Children and teenagers with abnormal heart rhythms (cardiac arrhythmias) are more likely to have depression, anxiety and attention deficit hyperactivity disorder (ADHD) as compared to those of similar ages without chronic medical conditions, researchers have warned.
"This may be the first study of this size looking at children and teenagers with various cardiac arrhythmias that have been diagnosed with or are taking medication for anxiety and depression," said study's lead author Keila N. Lopez from Baylor College of Medicine in the US.
Higher rates of depression, anxiety and ADHD have previously been described in young adults born with structural heart defects (congenital heart disease).
For the study, the researchers analysed the records of more than a quarter of a million children admitted to or seen in the emergency room of Texas Children's Hospital between 2011 and 2016.

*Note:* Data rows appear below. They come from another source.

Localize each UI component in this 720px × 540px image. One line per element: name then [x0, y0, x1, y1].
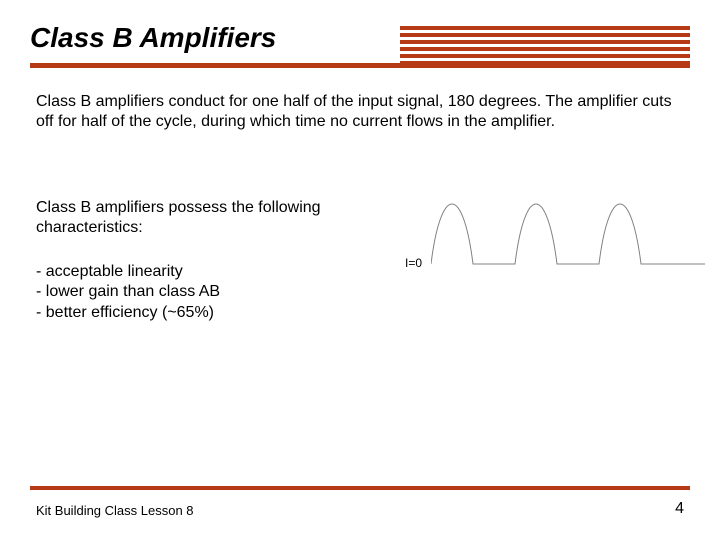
footer-rule [30, 486, 690, 490]
characteristics-heading: Class B amplifiers possess the following… [36, 198, 396, 239]
list-item: - better efficiency (~65%) [36, 303, 336, 323]
slide: Class B Amplifiers Class B amplifiers co… [0, 0, 720, 540]
stripe [400, 47, 690, 51]
stripe [400, 33, 690, 37]
waveform-svg [431, 198, 705, 288]
list-item: - lower gain than class AB [36, 282, 336, 302]
title-underline [30, 63, 690, 68]
stripe [400, 40, 690, 44]
page-number: 4 [675, 500, 684, 518]
stripe [400, 26, 690, 30]
title-stripes [400, 26, 690, 68]
list-item: - acceptable linearity [36, 262, 336, 282]
slide-title: Class B Amplifiers [30, 22, 276, 54]
waveform-axis-label: I=0 [405, 256, 422, 270]
intro-paragraph: Class B amplifiers conduct for one half … [36, 92, 676, 133]
waveform-path [431, 204, 705, 264]
footer-lesson-text: Kit Building Class Lesson 8 [36, 503, 194, 518]
characteristics-list: - acceptable linearity - lower gain than… [36, 262, 336, 323]
stripe [400, 54, 690, 58]
waveform-diagram: I=0 [405, 198, 705, 328]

They reviewed data on more than 7,300 children with abnormal heart rhythms and compared them to children with congenital heart disease, cystic fibrosis, sickle cell disease and children with none of these chronic conditions (controls).

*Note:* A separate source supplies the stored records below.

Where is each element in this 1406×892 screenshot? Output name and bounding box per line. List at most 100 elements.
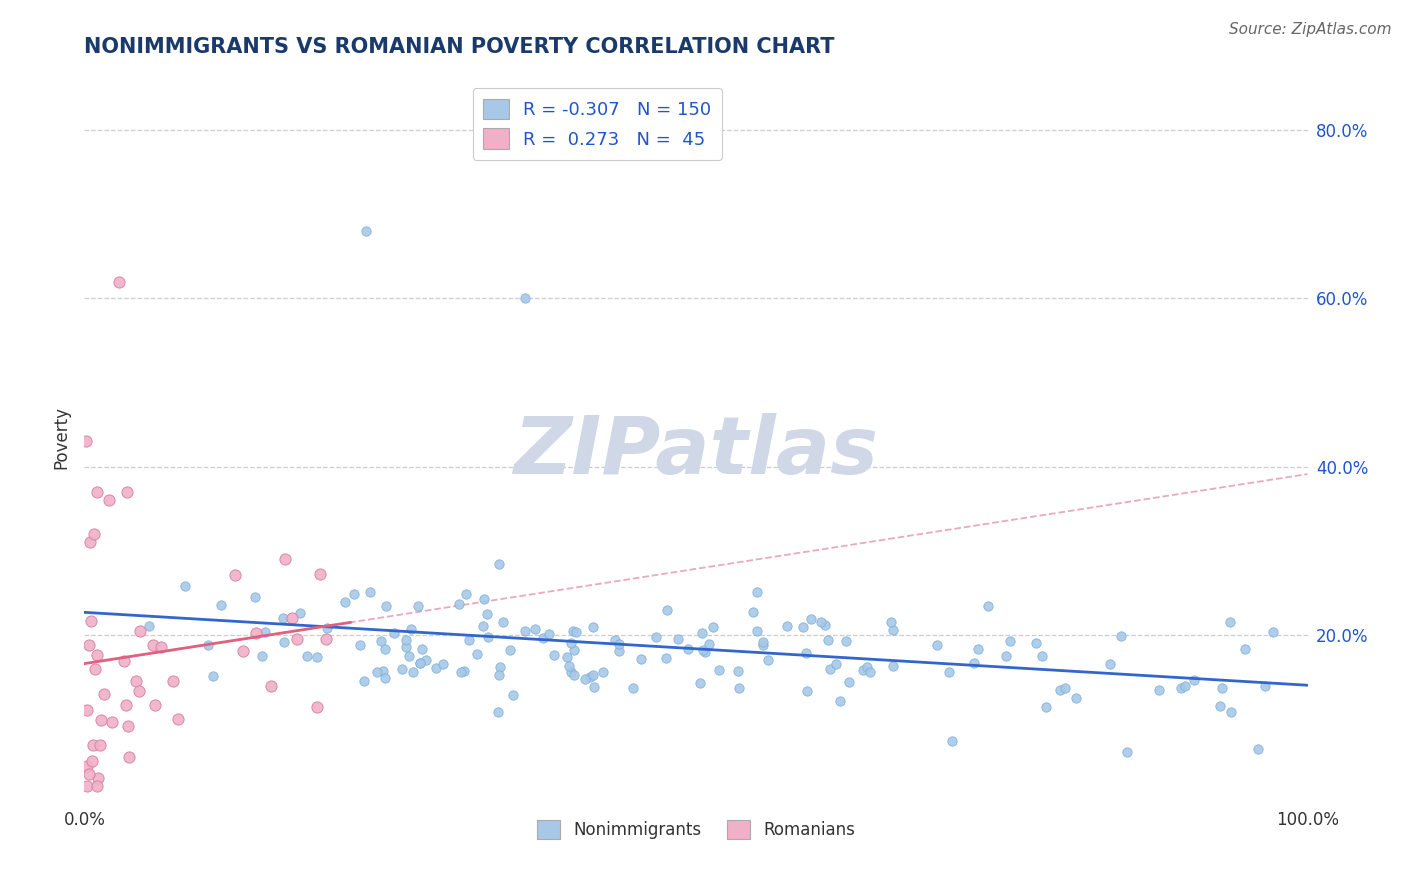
Point — [87, 771, 110, 785]
Point — [776, 619, 799, 633]
Point — [162, 673, 184, 688]
Point — [555, 650, 578, 665]
Point — [977, 599, 1000, 613]
Point — [488, 659, 510, 673]
Point — [747, 624, 769, 639]
Point — [607, 637, 630, 651]
Point — [354, 224, 377, 238]
Point — [582, 667, 605, 681]
Point — [315, 632, 337, 647]
Point — [486, 705, 509, 719]
Point — [502, 688, 524, 702]
Point — [630, 651, 652, 665]
Point — [273, 634, 295, 648]
Point — [143, 698, 166, 712]
Point — [395, 632, 418, 647]
Text: ZIPatlas: ZIPatlas — [513, 413, 879, 491]
Point — [415, 653, 437, 667]
Point — [828, 694, 851, 708]
Point — [89, 738, 111, 752]
Point — [678, 642, 700, 657]
Point — [398, 649, 420, 664]
Point — [86, 484, 108, 499]
Point — [810, 615, 832, 630]
Point — [76, 779, 98, 793]
Point — [465, 647, 488, 661]
Point — [253, 625, 276, 640]
Point — [702, 620, 724, 634]
Point — [359, 585, 381, 599]
Point — [90, 714, 112, 728]
Point — [488, 668, 510, 682]
Point — [1064, 691, 1087, 706]
Point — [75, 434, 97, 449]
Point — [488, 557, 510, 571]
Point — [741, 605, 763, 619]
Point — [824, 657, 846, 672]
Point — [402, 665, 425, 679]
Point — [1147, 683, 1170, 698]
Point — [745, 585, 768, 599]
Point — [209, 598, 232, 612]
Point — [697, 637, 720, 651]
Point — [391, 662, 413, 676]
Point — [796, 684, 818, 698]
Point — [941, 734, 963, 748]
Point — [1109, 630, 1132, 644]
Point — [129, 624, 152, 639]
Point — [115, 484, 138, 499]
Point — [166, 712, 188, 726]
Point — [578, 670, 600, 684]
Point — [752, 638, 775, 652]
Point — [814, 618, 837, 632]
Point — [406, 599, 429, 613]
Point — [77, 767, 100, 781]
Point — [142, 638, 165, 652]
Point — [409, 656, 432, 670]
Point — [1246, 742, 1268, 756]
Point — [818, 662, 841, 676]
Point — [657, 603, 679, 617]
Point — [454, 587, 477, 601]
Point — [621, 681, 644, 696]
Point — [728, 681, 751, 695]
Point — [107, 275, 129, 289]
Point — [245, 625, 267, 640]
Point — [756, 653, 779, 667]
Point — [118, 750, 141, 764]
Point — [82, 754, 104, 768]
Point — [453, 664, 475, 678]
Point — [882, 658, 904, 673]
Point — [128, 684, 150, 698]
Point — [1261, 624, 1284, 639]
Point — [371, 665, 394, 679]
Point — [86, 779, 108, 793]
Point — [472, 591, 495, 606]
Point — [271, 610, 294, 624]
Point — [333, 595, 356, 609]
Point — [449, 597, 471, 611]
Point — [457, 632, 479, 647]
Point — [644, 631, 666, 645]
Point — [305, 700, 328, 714]
Point — [689, 676, 711, 690]
Point — [117, 719, 139, 733]
Point — [1219, 615, 1241, 629]
Point — [1211, 681, 1233, 695]
Point — [513, 291, 536, 305]
Point — [1220, 705, 1243, 719]
Point — [243, 590, 266, 604]
Point — [938, 665, 960, 679]
Point — [794, 646, 817, 660]
Point — [543, 648, 565, 662]
Point — [274, 552, 297, 566]
Point — [295, 649, 318, 664]
Point — [399, 623, 422, 637]
Point — [197, 638, 219, 652]
Point — [77, 638, 100, 652]
Point — [80, 614, 103, 628]
Point — [531, 631, 554, 645]
Point — [693, 645, 716, 659]
Point — [560, 636, 582, 650]
Point — [115, 698, 138, 713]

"We chose cystic fibrosis and sickle cell disease because they are chronic diseases that are managed with medications and usually involve multiple hospitalisations," Lopez said.
They found more than 20 per cent of kids with abnormal heart rhythms, congenital heart disease and cystic fibrosis had been diagnosed with or prescribed medication for depression and/or anxiety, compared with five per cent of children with sickle cell disease and three per cent of the control group.
Kids with abnormal heart rhythms were nine times more likely to be diagnosed or treated for anxiety and depression and almost five times more likely to be diagnosed or treated for ADHD, compared to kids without any of the identified chronic diseases in the study.
Kids with abnormal heart rhythms were one and a half times as likely to be diagnosed or treated for anxiety and depression than those with cystic fibrosis, and more than five times as likely to be diagnosed or treated for anxiety and depression than those with sickle cell disease, the study said.
The study is scheduled to be presented at the American Heart Association's Scientific Sessions 2019 -- November 16-18 in Philadelphia, US.